Pero si no eran esos dos de la familia, ¿entonces quiénes podrían ser?

Estando tan cerca, podía escuchar las llamadas de Conghua, señalando que efectivamente había extraños presentes. Con el alboroto durando tanto tiempo, estaba claro que no se habían ido. Mientras avanzaba y veía a las tres personas sentadas en la entrada, no pudo evitar congelarse por un momento, una ola de malestar surgiendo en su corazón.

Eran ellos.

Hu Li y sus dos hijos. ¿Qué estaban haciendo aquí?

La Abuela Lu dudó, sin saber si irse y volver después de que estas personas se hubieran ido, o enfrentarlas ahora y aclarar las cosas. Nunca le había agradado Hu Li, ni se preocupaba por sus dos hijos. Desde que se mudaron aquí, nunca habían pensado en verla de nuevo. ¿Era esta mujer demasiado persistente, negándose a dejarlos en paz?

Quizás realmente había verdad en el dicho de que no hay muros en el mundo que puedan guardar secretos.

No importa cuánto tiempo se escondieran, aquellos que necesitaban ser encontrados eventualmente serían descubiertos.

Después de reflexionar, la Abuela Lu decidió no regresar todavía. No estaba preparada para encontrarse con estos tres ni sabía qué hacer al verlos. Era mejor evitarlos por ahora, y esperar a que su nieta y nieto regresaran, luego discutirlo con ellos. Pero conociendo a Qin Xiangyang y sus hermanos, estaba segura de que no se molestarían con estos tres.

Qin Xiangyang podría ser el que se ablandara, pero Qin Xiangnuan definitivamente no lo haría.
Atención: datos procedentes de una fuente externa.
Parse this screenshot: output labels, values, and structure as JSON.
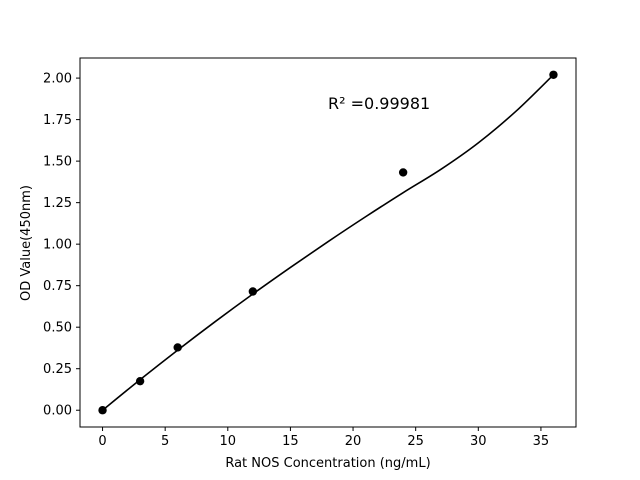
{
  "chart_data": {
    "type": "scatter",
    "xlabel": "Rat NOS Concentration (ng/mL)",
    "ylabel": "OD Value(450nm)",
    "annotation": "R² =0.99981",
    "xlim": [
      -1.8,
      37.8
    ],
    "ylim": [
      -0.101,
      2.121
    ],
    "xticks": [
      0,
      5,
      10,
      15,
      20,
      25,
      30,
      35
    ],
    "yticks": [
      0.0,
      0.25,
      0.5,
      0.75,
      1.0,
      1.25,
      1.5,
      1.75,
      2.0
    ],
    "xtick_labels": [
      "0",
      "5",
      "10",
      "15",
      "20",
      "25",
      "30",
      "35"
    ],
    "ytick_labels": [
      "0.00",
      "0.25",
      "0.50",
      "0.75",
      "1.00",
      "1.25",
      "1.50",
      "1.75",
      "2.00"
    ],
    "grid": false,
    "points": {
      "x": [
        0,
        3,
        6,
        12,
        24,
        36
      ],
      "y": [
        0.0,
        0.175,
        0.378,
        0.715,
        1.432,
        2.02
      ]
    },
    "fit_curve": {
      "x": [
        0,
        3,
        6,
        9,
        12,
        15,
        18,
        21,
        24,
        27,
        30,
        33,
        36
      ],
      "y": [
        0.0,
        0.184,
        0.362,
        0.534,
        0.7,
        0.86,
        1.015,
        1.165,
        1.31,
        1.45,
        1.61,
        1.8,
        2.02
      ]
    },
    "colors": {
      "marker": "#000000",
      "line": "#000000",
      "axes": "#000000"
    }
  }
}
A lo largo de los años, cada vez sentía más que la niña tenía un carácter y temperamento fuerte. A los seis años, había llevado a Qin Xiangyang lejos de la Familia Qin. Ahora a los veinte, seguramente podría tomar sus propias decisiones sin un coraje menor que antes.

Justo cuando la Abuela Lu se daba la vuelta para marcharse, escuchó un grito detrás de ella.

—Mamá, es ella, esa maldita vieja bruja.

El término “maldita vieja bruja” encendió la ira de la Abuela Lu, volviendo su rostro verde de rabia. Niña tan mal criada; si hubiera sido su propia nieta educada de esta manera, la habría castigado severamente.

Los ojos de Hu Li se agrandaron cuando vio a la Abuela Lu, y viendo que quería irse al verlos, Hu Li se enfureció. Arrojando su bolsa al suelo, se arremangó y se acercó con los modales imponentes de una arpía que podía maldecir y pelear en el pueblo.

—Tú, maldita vieja bruja, ¿qué significa esto, no abrirnos la puerta, queriendo que mis hijos mueran de hambre o deshidratación? ¿O estás planeando reclamar esta casa como tuya? Te lo advierto, esta es la casa de nuestra Familia Qin, y tú eres solo una intrusa. ¿Qué derecho tienes a vivir aquí? Abre la puerta inmediatamente, o te mataré a golpes, vieja bruja.

¿Cuán desvergonzada puede ser una persona?

La Abuela Lu finalmente se dio cuenta de que no hay límite para la desvergüenza en este mundo.

En cuanto a Hu Li, su dignidad hacía tiempo que se había echado a los vientos. La Abuela Lu sintió un dolor en el pecho por la ira, pero al final, solo pudo caminar, abrir la puerta y dejarlo estar. Después de todo, estos eran los padres de Qin Xiangyang y sus hermanos. Todo lo demás tendría que esperar a su regreso.